Regulators at the state Department of Financial Institutions say they’ve been flooded with consumer complaints about mortgage issues — such as banks failing to properly credit homeowners for payments.
Department director Scott Jarvis says a series of federal court decisions since 2002 has made it nearly impossible for regulators to force national banks and thrifts to comply with state consumer-protection laws.
“It’s a massive shell game,” Jarvis said. “The pea is the consumer, and the consumer ends up getting shuffled around the shells and rarely gets anything resolved.”
For their part, big banks and other servicers say they’re helping distressed borrowers, while being fair to the majority of homeowners who pay their mortgages on time.
This year, Chase opened a loan-modification office in Tukwila that focuses on screening homeowners with Chase mortgages in Washington and Oregon.
And a coalition of big banks recently announced support for a Web portal called HOPE LoanPort that housing counselors can use to submit complete applications, verify their receipt and get status updates.
“In the end I think we all share a common goal, which is to help as many customers as possible stay in their homes,” said Rebecca Mairone, Bank of America’s national default-servicing executive.
Left in limbo
Cote, the housing counselor, recounts this story: On Aug. 6, a national bank told an elderly owner of an Issaquah house that her application for loan assistance — submitted March 3 — was still under review.
A week later, a trustee let the bank repossess the woman’s house. The bank had denied the woman’s application but never notified her in writing, as required.
“They’re violating the guidelines,” said Cote, whose agency doesn’t allow him to identify the national bank.
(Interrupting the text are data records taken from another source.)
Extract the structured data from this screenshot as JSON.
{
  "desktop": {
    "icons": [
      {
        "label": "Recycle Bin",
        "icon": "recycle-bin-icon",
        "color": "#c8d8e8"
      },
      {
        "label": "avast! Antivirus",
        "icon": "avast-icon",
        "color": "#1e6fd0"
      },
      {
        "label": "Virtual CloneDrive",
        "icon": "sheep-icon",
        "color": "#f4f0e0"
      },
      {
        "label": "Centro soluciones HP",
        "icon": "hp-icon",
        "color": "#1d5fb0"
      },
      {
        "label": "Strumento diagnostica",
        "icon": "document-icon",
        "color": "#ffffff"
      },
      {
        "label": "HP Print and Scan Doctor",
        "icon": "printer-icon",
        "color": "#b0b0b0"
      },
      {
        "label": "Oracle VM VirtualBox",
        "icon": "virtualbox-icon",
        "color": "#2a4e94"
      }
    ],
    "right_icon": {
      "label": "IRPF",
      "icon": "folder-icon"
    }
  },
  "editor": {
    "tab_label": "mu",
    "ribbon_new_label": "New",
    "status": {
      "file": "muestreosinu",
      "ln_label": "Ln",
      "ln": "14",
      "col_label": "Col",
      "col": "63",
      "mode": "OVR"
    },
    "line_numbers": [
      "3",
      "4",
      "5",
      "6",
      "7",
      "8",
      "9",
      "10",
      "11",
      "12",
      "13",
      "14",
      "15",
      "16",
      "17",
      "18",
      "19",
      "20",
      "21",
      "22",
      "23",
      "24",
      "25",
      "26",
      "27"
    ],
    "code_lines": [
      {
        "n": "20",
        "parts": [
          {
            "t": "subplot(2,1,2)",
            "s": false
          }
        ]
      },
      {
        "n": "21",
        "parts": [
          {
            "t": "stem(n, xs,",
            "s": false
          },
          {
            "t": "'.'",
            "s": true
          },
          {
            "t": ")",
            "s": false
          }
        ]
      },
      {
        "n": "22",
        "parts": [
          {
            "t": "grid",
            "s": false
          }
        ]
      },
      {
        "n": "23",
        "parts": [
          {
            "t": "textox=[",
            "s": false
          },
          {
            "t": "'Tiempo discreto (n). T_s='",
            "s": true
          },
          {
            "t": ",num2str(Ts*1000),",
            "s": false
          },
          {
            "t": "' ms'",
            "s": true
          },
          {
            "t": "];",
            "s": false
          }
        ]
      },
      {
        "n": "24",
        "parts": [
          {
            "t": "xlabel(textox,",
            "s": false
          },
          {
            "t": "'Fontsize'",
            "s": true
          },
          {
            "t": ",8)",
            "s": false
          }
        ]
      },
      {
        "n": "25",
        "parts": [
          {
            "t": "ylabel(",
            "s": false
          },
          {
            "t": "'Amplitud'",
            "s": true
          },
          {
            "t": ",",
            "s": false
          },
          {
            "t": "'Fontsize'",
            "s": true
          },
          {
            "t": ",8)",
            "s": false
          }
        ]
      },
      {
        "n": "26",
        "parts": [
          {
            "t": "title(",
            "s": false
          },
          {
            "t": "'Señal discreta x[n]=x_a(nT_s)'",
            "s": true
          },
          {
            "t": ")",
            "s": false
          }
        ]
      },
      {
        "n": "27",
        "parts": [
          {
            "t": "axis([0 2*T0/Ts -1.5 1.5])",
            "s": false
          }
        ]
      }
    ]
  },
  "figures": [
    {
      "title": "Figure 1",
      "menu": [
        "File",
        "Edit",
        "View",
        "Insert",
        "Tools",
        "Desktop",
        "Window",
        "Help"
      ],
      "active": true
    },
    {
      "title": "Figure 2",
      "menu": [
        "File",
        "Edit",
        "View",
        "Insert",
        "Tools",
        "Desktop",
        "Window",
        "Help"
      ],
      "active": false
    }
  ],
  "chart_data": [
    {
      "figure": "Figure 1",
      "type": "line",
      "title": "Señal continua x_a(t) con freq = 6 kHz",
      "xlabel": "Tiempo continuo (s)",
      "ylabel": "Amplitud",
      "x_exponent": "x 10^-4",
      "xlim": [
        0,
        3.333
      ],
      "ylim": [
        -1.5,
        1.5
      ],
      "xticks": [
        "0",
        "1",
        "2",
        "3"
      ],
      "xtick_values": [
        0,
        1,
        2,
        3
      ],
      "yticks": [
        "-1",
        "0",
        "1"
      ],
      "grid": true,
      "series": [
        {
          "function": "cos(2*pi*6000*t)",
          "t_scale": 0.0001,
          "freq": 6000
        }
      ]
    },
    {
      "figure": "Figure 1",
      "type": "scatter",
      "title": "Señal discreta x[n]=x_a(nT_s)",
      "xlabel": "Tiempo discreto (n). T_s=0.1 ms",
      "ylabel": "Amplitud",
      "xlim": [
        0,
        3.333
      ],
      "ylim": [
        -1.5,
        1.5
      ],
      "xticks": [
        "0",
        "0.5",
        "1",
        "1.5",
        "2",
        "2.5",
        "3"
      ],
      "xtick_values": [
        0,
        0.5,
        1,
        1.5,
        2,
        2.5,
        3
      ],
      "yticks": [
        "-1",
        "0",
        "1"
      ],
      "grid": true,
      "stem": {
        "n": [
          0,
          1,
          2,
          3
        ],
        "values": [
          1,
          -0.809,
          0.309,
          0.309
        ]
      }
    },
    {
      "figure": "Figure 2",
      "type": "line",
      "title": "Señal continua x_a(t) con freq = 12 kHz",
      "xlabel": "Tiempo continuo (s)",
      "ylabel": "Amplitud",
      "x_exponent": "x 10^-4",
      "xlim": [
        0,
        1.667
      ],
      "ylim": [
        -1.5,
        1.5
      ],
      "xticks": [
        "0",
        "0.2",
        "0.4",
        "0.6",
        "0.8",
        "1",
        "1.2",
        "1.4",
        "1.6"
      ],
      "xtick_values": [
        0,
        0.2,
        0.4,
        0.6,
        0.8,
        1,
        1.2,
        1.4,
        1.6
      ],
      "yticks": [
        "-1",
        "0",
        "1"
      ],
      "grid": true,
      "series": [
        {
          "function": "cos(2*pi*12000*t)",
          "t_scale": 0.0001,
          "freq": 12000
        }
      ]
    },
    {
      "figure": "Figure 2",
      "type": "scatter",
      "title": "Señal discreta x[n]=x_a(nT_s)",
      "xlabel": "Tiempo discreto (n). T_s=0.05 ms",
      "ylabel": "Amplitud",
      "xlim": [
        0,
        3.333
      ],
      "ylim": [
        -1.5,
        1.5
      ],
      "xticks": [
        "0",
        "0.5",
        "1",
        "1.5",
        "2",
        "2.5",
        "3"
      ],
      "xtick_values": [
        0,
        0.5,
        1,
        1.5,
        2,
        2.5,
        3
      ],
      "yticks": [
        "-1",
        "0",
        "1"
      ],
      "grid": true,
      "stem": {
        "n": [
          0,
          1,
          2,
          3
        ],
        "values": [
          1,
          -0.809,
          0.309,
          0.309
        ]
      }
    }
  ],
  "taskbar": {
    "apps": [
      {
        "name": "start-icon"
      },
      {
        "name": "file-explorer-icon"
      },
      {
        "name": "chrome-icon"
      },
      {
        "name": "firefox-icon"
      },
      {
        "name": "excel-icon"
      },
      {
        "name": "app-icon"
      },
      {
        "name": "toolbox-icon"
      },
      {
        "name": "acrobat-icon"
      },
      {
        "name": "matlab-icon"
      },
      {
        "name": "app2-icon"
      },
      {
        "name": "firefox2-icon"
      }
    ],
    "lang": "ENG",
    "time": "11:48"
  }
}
Some Seattle-area homeowners echo Cote.
Guzman, of Lake Stevens, has been unemployed for more than two years and was told — incorrectly — by Chase last year that his joblessness did not count as a permanent hardship.
“Servicers continue to evolve their implementation of HAMP,” Chase said in a statement.
Moreover, Chase said, it asked Guzman to reapply for loan assistance, but he has refused.
Guzman said he’s already submitted paperwork three times.
“Millions of people have gone through this wringer like I have,” he said.
Kahlo, who bought her Queen Anne home in 1999, said she did everything Bank of America asked her to do to qualify for relief under the federal program.
After the bank told her it wasn’t permanently modifying her mortgage, she sued, alleging it had violated the federal program’s rules.
Bank of America sought to dismiss the suit, saying the lower monthly payment it offered her was an alternative to the federal program.
“A participating servicer is not required to modify every HAMP-eligible loan,” the bank stated in court.
Without a permanent modification, Kahlo says, she’s in limbo. “I don’t know if I’m sleeping in their home or my home,” she said.
Declaring bankruptcy was a last resort for Oldham, a widow in Kent who manages payroll for a small construction company.
But she believed she had no recourse because Bank of America foreclosed on the manufactured home she’s lived in for 15 years.
Oldham said she got behind on her mortgage because of medical bills.
She applied for a modification last year, but the bank tacked a foreclosure notice on her door before she received an answer.
Oldham complained to the state Attorney General’s Office, which passed her on to the state Department of Financial Institutions. That department routinely forwards such complaints — about 540 so far this year — to federal regulators.
With Oldham, though, the state department lost track of her complaint, finally sending it along last month.